After learning more about the GitHub Copilot Agent at the 2026 Microsoft MVP Summit, I decided to finally give it a serious try. This was my first time using the agent on GitHub since I normally rely on Copilot Chat in Visual Studio.

To be honest, my experience with Copilot in Visual Studio has been disappointing. Too often, it generates unit tests that do not compile, do not follow my established patterns, or simply miss the mark.
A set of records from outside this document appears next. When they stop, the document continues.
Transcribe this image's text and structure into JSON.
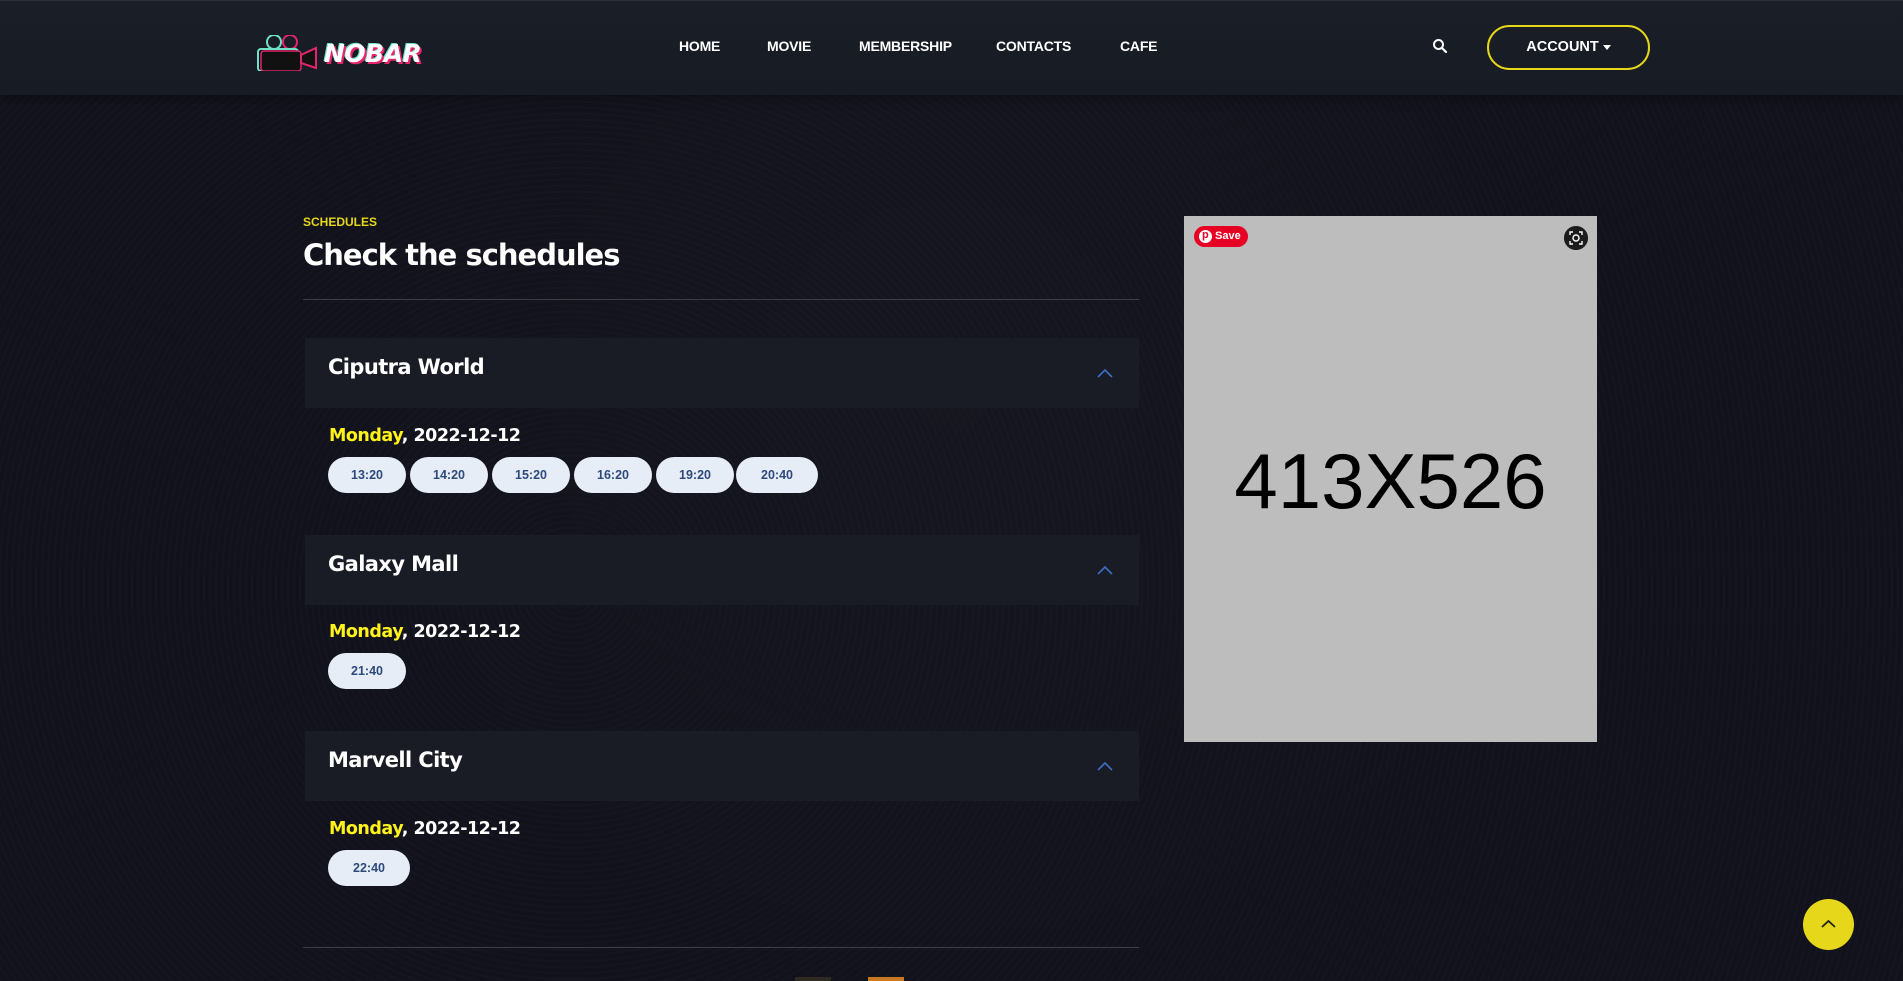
{
  "header": {
    "logo_text": "NOBAR",
    "nav": [
      "HOME",
      "MOVIE",
      "MEMBERSHIP",
      "CONTACTS",
      "CAFE"
    ],
    "account_label": "ACCOUNT"
  },
  "section": {
    "eyebrow": "SCHEDULES",
    "title": "Check the schedules"
  },
  "cinemas": [
    {
      "name": "Ciputra World",
      "day": "Monday",
      "date": ", 2022-12-12",
      "times": [
        "13:20",
        "14:20",
        "15:20",
        "16:20",
        "19:20",
        "20:40"
      ]
    },
    {
      "name": "Galaxy Mall",
      "day": "Monday",
      "date": ", 2022-12-12",
      "times": [
        "21:40"
      ]
    },
    {
      "name": "Marvell City",
      "day": "Monday",
      "date": ", 2022-12-12",
      "times": [
        "22:40"
      ]
    }
  ],
  "ad": {
    "label": "413X526",
    "save_label": "Save"
  },
  "colors": {
    "accent": "#e7d71a",
    "day_highlight": "#fff21a",
    "pill_bg": "#e6edf7",
    "pill_text": "#2d4a7a",
    "pinterest": "#e60023"
  },
  "icons": [
    "search-icon",
    "chevron-up-icon",
    "lens-icon",
    "pinterest-icon",
    "arrow-up-icon",
    "camera-icon"
  ]
}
Still, I wanted to give the GitHub agent a fair shot.

Because I am always playing catch-up on unit tests in my open-source Spargine libraries, I decided to use the agent to find and add missing tests across the projects. I hoped it would speed up a task that is both important and time-consuming.

This article covers what I found: the serious issues, the surprising successes, and the lessons I learned along the way.
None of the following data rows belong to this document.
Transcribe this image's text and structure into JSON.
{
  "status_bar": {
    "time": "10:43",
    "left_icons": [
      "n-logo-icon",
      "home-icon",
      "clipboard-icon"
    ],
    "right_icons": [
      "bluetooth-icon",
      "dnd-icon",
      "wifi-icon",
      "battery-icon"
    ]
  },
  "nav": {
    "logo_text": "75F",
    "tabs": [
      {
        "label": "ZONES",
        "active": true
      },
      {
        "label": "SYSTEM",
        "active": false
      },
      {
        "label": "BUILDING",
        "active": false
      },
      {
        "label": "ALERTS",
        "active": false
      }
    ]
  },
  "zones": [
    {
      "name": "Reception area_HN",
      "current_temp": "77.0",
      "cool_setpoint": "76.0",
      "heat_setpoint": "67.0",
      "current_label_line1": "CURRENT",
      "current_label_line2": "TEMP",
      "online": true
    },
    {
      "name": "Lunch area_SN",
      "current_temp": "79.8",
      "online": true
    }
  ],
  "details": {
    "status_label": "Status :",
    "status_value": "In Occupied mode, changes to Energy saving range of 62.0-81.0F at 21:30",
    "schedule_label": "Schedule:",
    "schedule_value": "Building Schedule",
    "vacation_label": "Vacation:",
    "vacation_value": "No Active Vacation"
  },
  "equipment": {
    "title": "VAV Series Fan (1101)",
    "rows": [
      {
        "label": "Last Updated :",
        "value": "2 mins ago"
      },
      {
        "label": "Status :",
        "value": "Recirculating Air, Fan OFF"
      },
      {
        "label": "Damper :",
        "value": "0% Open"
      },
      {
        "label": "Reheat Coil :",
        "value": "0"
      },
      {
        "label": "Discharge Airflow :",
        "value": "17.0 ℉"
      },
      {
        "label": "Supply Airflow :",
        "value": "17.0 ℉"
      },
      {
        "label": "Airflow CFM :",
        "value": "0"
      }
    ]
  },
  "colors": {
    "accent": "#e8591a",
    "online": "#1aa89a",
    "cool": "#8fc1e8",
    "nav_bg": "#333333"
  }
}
I started with a simple prompt:

Review the unit tests for CacheStatistics.cs. Ensure all code paths are covered. If not, add the required unit tests.

That is not the prompt I ended up with.

Why I Tried the GitHub Copilot Agent

For the Spargine solution, my plan was simple: let the agent write tests, synchronize the changes locally, confirm the solution built successfully, and then run the unit tests. I repeated that process class by class.

It did not take long for the problems to show up.

The Problems I Ran Into

It Deleted Three Test Projects

The first major issue was a bad one.

After synchronizing changes from GitHub and attempting a build, the solution exploded with hundreds of errors. When I looked more closely, I could hardly believe what I saw: every source file from three unit test projects had disappeared from my local file system, leaving behind only the project files. Fortunately, the files were still in the GitHub repository.

When I went back and reviewed the changes I had approved, I saw that the agent had renamed project files. Somehow, when I synchronized everything locally, the original projects and files were effectively wiped out.

I should have caught it earlier, but honestly, I had no idea what those changes meant.

I panicked. I am not a GitHub expert, and frankly, I do not think developers should need to be GitHub experts just to recover from this kind of mess. Thankfully, the Copilot desktop app helped me reset everything back to the repository version.

Then, the next morning, the agent did it again.

This time, I caught it before merging and canceled the pull request.

To stop it from happening again, I added this line to my prompt:

Do not modify any csproj files.

So far, that has prevented a repeat of the problem. But I am still dumbfounded that the agent did this in the first place.

Odd Code Generation Choices

In one case, the agent created a test Enum and used fully qualified type names for attributes such as DescriptionAttribute. That is not standard coding practice, and it made the generated code look clumsy and inconsistent.

That’s when I added this line to the prompt:

You MUST follow all code-formatting and naming conventions defined in .editorconfig.

Phantom Code Changes

At another point, I saw the agent removing code that did not exist anywhere in Spargine.

That raised an obvious question: what exactly was it deleting?

Was it some temporary code the agent created to run tests? If so, why? There is no good reason for it to inject mystery code when it can simply run the test project.

Thankfully, after synchronizing the code, no rogue internal static class Program ended up in Spargine. But seeing unexplained changes like that does not inspire confidence.

Performance Is Far Too Slow

The amount of time the agent spends generating unit tests ranges from slow to painfully slow.

Sometimes it takes several minutes. Other times it takes an hour. I have even seen it take three hours.

Yes, three hours.

That is unacceptable. Even one hour is far too long for a workflow like this. I sincerely hope the GitHub team is actively working on performance, because in its current state the delay is hard to justify.

Review Feedback Does Not Work the Way You’d Expect

In a normal pull request workflow, when I find an issue in code review, I request changes and send it back to the developer. That is how developers improve, and it keeps the review cycle efficient.

That is not how this works with the agent.

When the agent makes a bad change and I request changes, it does not automatically pick that up and fix the issue. I learned that I must explicitly start the review comment with @copilot for the agent to respond.

That is not intuitive, and it is not how most developers would expect the review flow to work.

It Still Misses Code Paths

My original prompt explicitly said this:

Ensure all code paths are covered. If not, add the required unit tests.

You would think that instruction would be clear enough.

It was not.

After using the agent on the DotNetTips.Spargine.Core assembly, I ran Analyze Code Coverage in Visual Studio and found that it still missed many code paths.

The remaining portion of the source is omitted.